Adults can support safe use of alcohol

Schoolies thumbnailAdults must be prepared for their child to be exposed to and to consume alcohol at Schoolies festivals, according to Flinders University child welfare expert Associate Professor Alison Hutton.

In the lead-up to Schoolies celebrations, parents should sit down and discuss drugs and alcohol with their teenage children, including the responsible use of alcohol to reduce the chance of excessive binge drinking and accidents.

“Drinking alcohol is a big part of Australian culture so telling them not to drink alcohol is short-sighted and unrealistic,” says the Associate Dean (Research) from Flinders School of Nursing and Midwifery, pointing to Flinders research that shows the majority of teenagers will ignore safe alcohol public health messages.

“But parents should also be confident to talk to their children about the risks associated with consuming alcohol and drugs, and let their children know they are willing to ‘be there’ and listen when they need advice or have concerns.”

In return, young people usually appreciate guidance from their role models – parents, teachers, sport coaches and other responsible adults – and can then make some healthy choices based on sound advice.

“Parents who have a good relationship with their children can actually have more concerns about the risks associated with other people drinking or taking drugs, and how that might affect their child,” says Associate Professor Hutton.

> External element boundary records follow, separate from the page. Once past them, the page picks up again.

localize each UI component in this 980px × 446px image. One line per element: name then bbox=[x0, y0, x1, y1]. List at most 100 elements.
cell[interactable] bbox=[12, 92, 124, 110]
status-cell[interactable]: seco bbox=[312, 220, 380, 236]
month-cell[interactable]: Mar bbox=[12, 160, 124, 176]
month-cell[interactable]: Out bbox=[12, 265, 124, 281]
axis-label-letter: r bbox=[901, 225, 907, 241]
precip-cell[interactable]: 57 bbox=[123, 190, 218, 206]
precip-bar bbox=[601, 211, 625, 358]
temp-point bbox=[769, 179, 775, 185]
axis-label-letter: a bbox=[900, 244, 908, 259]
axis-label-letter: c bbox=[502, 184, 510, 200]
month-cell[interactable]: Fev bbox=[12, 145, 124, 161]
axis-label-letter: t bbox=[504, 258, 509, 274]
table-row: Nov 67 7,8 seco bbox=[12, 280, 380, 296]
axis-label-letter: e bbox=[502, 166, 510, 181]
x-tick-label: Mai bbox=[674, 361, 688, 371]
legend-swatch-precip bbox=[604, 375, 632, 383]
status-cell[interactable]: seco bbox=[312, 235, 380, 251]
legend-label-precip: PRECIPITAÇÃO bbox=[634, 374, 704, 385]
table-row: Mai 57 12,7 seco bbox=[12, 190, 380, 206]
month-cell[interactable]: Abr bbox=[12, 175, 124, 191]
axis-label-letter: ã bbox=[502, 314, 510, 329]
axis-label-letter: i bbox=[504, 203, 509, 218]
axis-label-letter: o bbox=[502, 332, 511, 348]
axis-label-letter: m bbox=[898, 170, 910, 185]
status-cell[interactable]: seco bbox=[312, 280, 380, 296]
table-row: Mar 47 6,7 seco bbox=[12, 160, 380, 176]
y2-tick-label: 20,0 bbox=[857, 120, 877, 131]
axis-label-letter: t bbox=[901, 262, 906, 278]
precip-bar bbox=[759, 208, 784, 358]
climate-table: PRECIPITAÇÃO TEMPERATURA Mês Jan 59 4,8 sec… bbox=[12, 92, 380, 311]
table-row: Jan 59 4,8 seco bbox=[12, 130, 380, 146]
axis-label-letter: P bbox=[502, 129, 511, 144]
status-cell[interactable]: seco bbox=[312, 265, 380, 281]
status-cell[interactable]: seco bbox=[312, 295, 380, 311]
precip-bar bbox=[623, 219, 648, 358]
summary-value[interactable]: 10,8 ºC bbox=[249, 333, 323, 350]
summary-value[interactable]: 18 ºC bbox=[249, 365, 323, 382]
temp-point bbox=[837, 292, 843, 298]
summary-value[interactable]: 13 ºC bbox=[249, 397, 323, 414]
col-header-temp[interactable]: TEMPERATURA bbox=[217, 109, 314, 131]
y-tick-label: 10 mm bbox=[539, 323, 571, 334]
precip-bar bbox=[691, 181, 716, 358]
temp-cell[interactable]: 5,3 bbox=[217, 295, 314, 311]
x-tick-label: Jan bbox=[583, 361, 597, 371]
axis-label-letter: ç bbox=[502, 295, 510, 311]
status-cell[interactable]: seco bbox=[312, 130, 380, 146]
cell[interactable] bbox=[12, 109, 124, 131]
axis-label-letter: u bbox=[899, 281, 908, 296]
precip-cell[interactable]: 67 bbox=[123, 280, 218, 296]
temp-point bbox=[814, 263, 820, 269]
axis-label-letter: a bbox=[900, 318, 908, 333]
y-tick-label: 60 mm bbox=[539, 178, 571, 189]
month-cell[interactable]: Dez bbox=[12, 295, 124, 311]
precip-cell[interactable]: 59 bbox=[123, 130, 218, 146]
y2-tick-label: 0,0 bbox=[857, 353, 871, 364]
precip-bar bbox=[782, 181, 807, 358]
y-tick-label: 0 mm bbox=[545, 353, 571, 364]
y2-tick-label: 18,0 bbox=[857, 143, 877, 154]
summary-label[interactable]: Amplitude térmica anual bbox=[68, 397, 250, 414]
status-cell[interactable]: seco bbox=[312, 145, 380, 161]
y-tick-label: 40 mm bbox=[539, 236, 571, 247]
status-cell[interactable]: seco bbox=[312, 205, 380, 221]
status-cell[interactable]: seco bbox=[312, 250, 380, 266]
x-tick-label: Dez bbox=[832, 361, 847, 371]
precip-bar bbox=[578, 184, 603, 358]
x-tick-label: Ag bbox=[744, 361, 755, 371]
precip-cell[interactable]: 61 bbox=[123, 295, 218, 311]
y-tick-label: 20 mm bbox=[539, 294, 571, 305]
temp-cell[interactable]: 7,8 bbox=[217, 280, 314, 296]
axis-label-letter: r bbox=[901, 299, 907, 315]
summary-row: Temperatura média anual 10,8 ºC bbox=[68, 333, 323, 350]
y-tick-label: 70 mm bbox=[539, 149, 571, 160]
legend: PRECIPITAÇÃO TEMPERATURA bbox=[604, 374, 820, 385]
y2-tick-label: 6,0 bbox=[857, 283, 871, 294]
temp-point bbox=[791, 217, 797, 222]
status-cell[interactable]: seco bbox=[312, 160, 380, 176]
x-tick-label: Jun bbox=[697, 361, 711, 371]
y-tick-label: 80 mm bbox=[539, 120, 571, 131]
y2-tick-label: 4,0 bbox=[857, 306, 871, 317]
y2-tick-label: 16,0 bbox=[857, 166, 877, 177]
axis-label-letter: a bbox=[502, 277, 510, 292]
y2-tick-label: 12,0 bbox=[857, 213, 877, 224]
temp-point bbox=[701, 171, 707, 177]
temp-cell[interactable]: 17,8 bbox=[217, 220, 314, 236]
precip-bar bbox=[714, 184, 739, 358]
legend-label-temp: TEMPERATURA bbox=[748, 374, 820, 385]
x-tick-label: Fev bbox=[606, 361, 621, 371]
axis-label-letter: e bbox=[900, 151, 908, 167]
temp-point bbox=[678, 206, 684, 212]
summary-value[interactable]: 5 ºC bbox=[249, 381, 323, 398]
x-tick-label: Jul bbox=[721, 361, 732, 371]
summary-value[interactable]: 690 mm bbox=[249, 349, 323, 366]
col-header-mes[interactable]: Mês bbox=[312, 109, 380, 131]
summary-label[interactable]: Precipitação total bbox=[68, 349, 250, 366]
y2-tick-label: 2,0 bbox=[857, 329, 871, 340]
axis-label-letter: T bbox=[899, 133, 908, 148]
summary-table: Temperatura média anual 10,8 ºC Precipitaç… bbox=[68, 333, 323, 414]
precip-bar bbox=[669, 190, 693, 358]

“These include aggressive behaviours such as king-hits, drink spiking, falling from heights such as balconies, or drowning.

“So giving your children responsible guidelines will help them to prepare for all contingencies.

“Even when they’re out there having fun, they need to remember their own safety and that of their friends.”

Thousands of students around the country will celebrate the completion of high school in coming weeks, including the main South Australian Schoolies Festival at Victor Harbor on 20-22 November, Queensland Schoolies Week on 21-28 November, followed by the WA and Victorian events.

More coordinated and well-managed public and community support systems are creating safer environments for the annual end-of-exams celebrations, including free public transport, beach patrols, and supervision of caravan parks, and party areas.

Precautions should also be taken by Schoolies staying in private accommodation, says Associate Professor Hutton, who is part of the Torrens Resilience Institute at Flinders University and is the current president of the Association for the Welfare of Children in Health Care.